The Italian football federation called crisis talks for Wednesday with 69-year-old Ventura expected to be sacked.
"We are deeply affected and disappointed," said federation president Carlo Tavecchio. "It's a sporting failure that requires shared solutions by everyone."
For many the defeat reflected a profound malaise in Italian football with the 2006 World Cup triumph having been followed by group stage exits from the last two World Cups.
"It's the biggest Italian sports catastrophe of the last 60 years, which cannot be blamed on the coach," former Rome mayor Walter Veltroni told Rai Radio 1, suggesting a total clearout of the hierarchy.
"The results are missing at the national level, clubs, from grassroots level basically. There is a problem in Italian football, that concerns the management, down the ranks.
"A new president, a new coach, are needed. After (Alessandro) Del Piero and (Francesco) Totti there is a fundamental problem in Italian football lacking authority."
For Buffon it was a national catastrophe more than a personal disappointment.
"I'm not sorry for myself but all of Italian football, because we failed at something which also means something on a social level," he said.
The 39-year-old goalkeeper, who has 175 international caps and was an integral part of the 2006 World Cup victory in Germany, had been hoping to compete in a record sixth World Cup.
But Ventura made no announcement about his position despite failing to lead the 1934, 1938, 1982 and 2006 winners to their 19th World Cup.
- 'Resign? I don't know' -
The former Torino coach said he would first talk to the federation president before making a decision on his future.
"Resign? I don't know. I have to evaluate an infinity of things.
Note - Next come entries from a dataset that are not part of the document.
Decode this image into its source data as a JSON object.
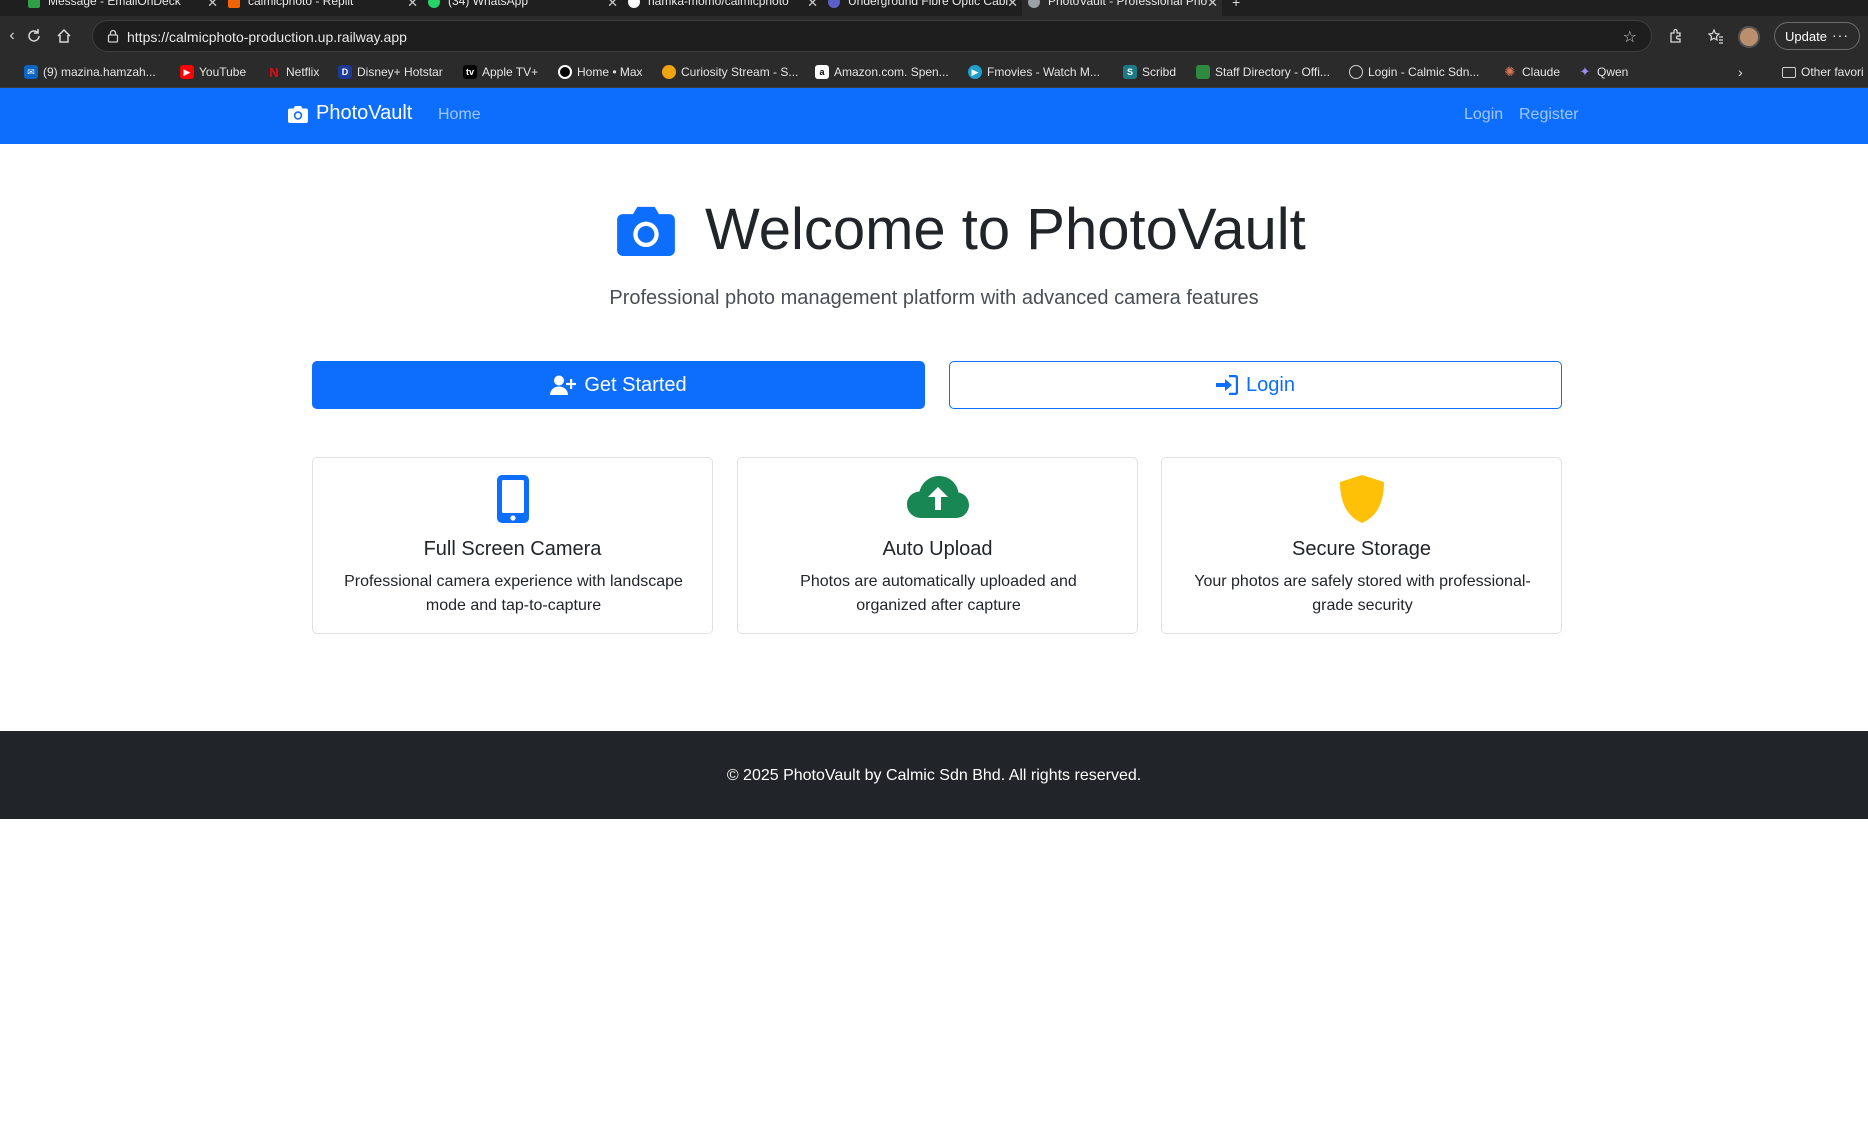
{
  "browser": {
    "tabs": [
      {
        "title": "Message - EmailOnDeck",
        "fav_color": "#2f9e44"
      },
      {
        "title": "calmicphoto - Replit",
        "fav_color": "#f26207"
      },
      {
        "title": "(34) WhatsApp",
        "fav_color": "#25d366"
      },
      {
        "title": "hamka-momo/calmicphoto",
        "fav_color": "#ffffff"
      },
      {
        "title": "Underground Fibre Optic Cable S",
        "fav_color": "#5b5fc7"
      },
      {
        "title": "PhotoVault - Professional Photo M",
        "fav_color": "#9aa0a6"
      }
    ],
    "url": "https://calmicphoto-production.up.railway.app",
    "update_label": "Update",
    "bookmarks": [
      {
        "label": "(9) mazina.hamzah...",
        "color": "#0a66c2"
      },
      {
        "label": "YouTube",
        "color": "#ff0000"
      },
      {
        "label": "Netflix",
        "color": "#e50914"
      },
      {
        "label": "Disney+ Hotstar",
        "color": "#1f3a93"
      },
      {
        "label": "Apple TV+",
        "color": "#000000"
      },
      {
        "label": "Home • Max",
        "color": "#000000"
      },
      {
        "label": "Curiosity Stream - S...",
        "color": "#f0a30a"
      },
      {
        "label": "Amazon.com. Spen...",
        "color": "#ffffff"
      },
      {
        "label": "Fmovies - Watch M...",
        "color": "#1ea0c9"
      },
      {
        "label": "Scribd",
        "color": "#1e7b85"
      },
      {
        "label": "Staff Directory - Offi...",
        "color": "#2d8a3e"
      },
      {
        "label": "Login - Calmic Sdn...",
        "color": "#9aa0a6"
      },
      {
        "label": "Claude",
        "color": "#d97757"
      },
      {
        "label": "Qwen",
        "color": "#615ced"
      }
    ],
    "other_bookmarks": "Other favori"
  },
  "nav": {
    "brand": "PhotoVault",
    "home": "Home",
    "login": "Login",
    "register": "Register"
  },
  "hero": {
    "title": "Welcome to PhotoVault",
    "lead": "Professional photo management platform with advanced camera features"
  },
  "actions": {
    "get_started": "Get Started",
    "login": "Login"
  },
  "features": [
    {
      "title": "Full Screen Camera",
      "text": "Professional camera experience with landscape mode and tap-to-capture",
      "icon": "phone-icon",
      "color": "#0d6efd"
    },
    {
      "title": "Auto Upload",
      "text": "Photos are automatically uploaded and organized after capture",
      "icon": "cloud-upload-icon",
      "color": "#198754"
    },
    {
      "title": "Secure Storage",
      "text": "Your photos are safely stored with professional-grade security",
      "icon": "shield-icon",
      "color": "#ffc107"
    }
  ],
  "footer": {
    "text": "© 2025 PhotoVault by Calmic Sdn Bhd. All rights reserved."
  }
}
I have not yet spoken to the president," said Ventura. "It doesn't depend on me, I'm not in the state of mind to face this question."
"It's a very heavy result to bear, because I was absolutely convinced that we had this ferocious desire to overcome the obstacle."
Fans were struggling to come to terms with the prospect of a World Cup without their team.
"It is really very sad because watching the World Cup was something that really brought us together as Italians," said graduate Stefania Pusateri, heading for the exit after watching the match in a Rome bar.
"But what is sure is that the shock will be even worse for my father. He is 54 years old and he has never had to go through something like this."
Drinking coffee the morning after, young Roman Carlo said Ventura did not deserve to take all the blame.
"The truth is we haven't replaced the players we had in the past. World-class players like Roberto Baggio, Del Piero, Totti: they just aren't there any more."
The game in Milan witnessed a generational shift for Italy, with Buffon and fellow 2006 veterans Andrea Barzagli and Daniele De Rossi all quitting the team, while Giorgio Chiellini also hung up his Azzurri jersey.
"The era of four or five veterans comes to a close, the one of the hungry young players coming through begins and that's how it should be," said Ventura, who took over from Chelsea coach Antonio Conte in 2016 with a contract until June 2020.